As our part of the coaster reached the summit of the first hill,the pressure built up in my head and I screamed to release it. The ride couldn’t have been three or four minutes, but it felt like an eternity.

Finally, it was over. I was back on Terra Firma. I was shaken, but I had conquered my fear. That day I went on to ride all of the roller coasters at Holiday world. A few years ago, I rode bigger roller coasters at King’s Island.

The story I just told was a sample of an anxiety-filled life. For anyone who has ever dealt with anxiety, it doesn’t have to be a large, fast, wooden roller coaster to trigger a response, it can be something as mundane as leaving the house for work, a test, or any other seemingly harmless situation.

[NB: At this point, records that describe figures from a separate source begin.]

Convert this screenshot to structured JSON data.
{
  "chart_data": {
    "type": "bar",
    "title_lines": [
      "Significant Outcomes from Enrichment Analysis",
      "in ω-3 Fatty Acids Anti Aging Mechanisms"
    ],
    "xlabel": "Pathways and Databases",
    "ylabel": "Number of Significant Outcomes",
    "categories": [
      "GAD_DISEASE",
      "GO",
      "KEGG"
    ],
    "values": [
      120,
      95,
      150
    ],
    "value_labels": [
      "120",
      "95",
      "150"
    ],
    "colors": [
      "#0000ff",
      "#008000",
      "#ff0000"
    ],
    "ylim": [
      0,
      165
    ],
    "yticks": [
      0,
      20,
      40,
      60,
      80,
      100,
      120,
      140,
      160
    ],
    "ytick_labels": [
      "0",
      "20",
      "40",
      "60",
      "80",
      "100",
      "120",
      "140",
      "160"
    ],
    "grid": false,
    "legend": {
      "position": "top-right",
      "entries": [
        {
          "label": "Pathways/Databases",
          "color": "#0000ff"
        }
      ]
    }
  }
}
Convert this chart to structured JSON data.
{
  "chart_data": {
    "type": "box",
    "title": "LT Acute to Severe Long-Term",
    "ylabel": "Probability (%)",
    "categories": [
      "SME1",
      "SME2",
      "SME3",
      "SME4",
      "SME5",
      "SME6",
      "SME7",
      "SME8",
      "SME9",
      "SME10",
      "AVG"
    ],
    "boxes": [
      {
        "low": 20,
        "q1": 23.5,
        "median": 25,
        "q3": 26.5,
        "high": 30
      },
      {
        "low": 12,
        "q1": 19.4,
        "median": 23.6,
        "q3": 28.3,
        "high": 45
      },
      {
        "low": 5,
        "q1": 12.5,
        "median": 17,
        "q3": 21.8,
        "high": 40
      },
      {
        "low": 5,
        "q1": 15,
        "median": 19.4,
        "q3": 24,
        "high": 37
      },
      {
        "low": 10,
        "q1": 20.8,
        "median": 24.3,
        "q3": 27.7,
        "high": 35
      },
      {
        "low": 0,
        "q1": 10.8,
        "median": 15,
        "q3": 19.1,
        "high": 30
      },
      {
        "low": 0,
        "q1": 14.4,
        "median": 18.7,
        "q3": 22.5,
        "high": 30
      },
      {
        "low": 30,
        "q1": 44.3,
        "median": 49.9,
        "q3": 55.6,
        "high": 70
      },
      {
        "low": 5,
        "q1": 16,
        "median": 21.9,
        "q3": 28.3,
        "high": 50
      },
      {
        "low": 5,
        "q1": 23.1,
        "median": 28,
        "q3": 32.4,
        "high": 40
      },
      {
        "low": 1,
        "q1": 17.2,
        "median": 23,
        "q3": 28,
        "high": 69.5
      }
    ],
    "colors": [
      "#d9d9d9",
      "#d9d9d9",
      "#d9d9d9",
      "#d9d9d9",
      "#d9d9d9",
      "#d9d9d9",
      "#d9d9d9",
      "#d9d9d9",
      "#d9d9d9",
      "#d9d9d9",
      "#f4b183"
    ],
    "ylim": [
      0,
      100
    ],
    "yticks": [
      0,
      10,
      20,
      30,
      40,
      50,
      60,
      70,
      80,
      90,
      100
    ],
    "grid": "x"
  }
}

I’m not a mental health expert, but I know how crippling anxiety can be. I know the frustration when it seems you have tried everything you know to get rid of anxiety, but it’s still there, taunting you like a bully.  Of course, some feelings of anxiety are good for survival, as we perceive threats to the safety of ourselves and loved ones. However, when anxiety clouds your judgment, freezes you, and becomes the norm of your life, it’s time to do something.

My life has been a battle with anxiety, as it my arch nemesis, like a Joker to by Batman or Darth Vader to Luke Skywalker. Very few people know of my struggle, but I am determined to take my life back. I am sharing my story on this blog (possibly with the world), to let you know it’s okay. You don’t have to be ashamed. You must be honest with yourself and admit that there’s a problem. Reach out and seek help any way you can.  Today is the start of a new journey for me. I’m taking back my life. God bless.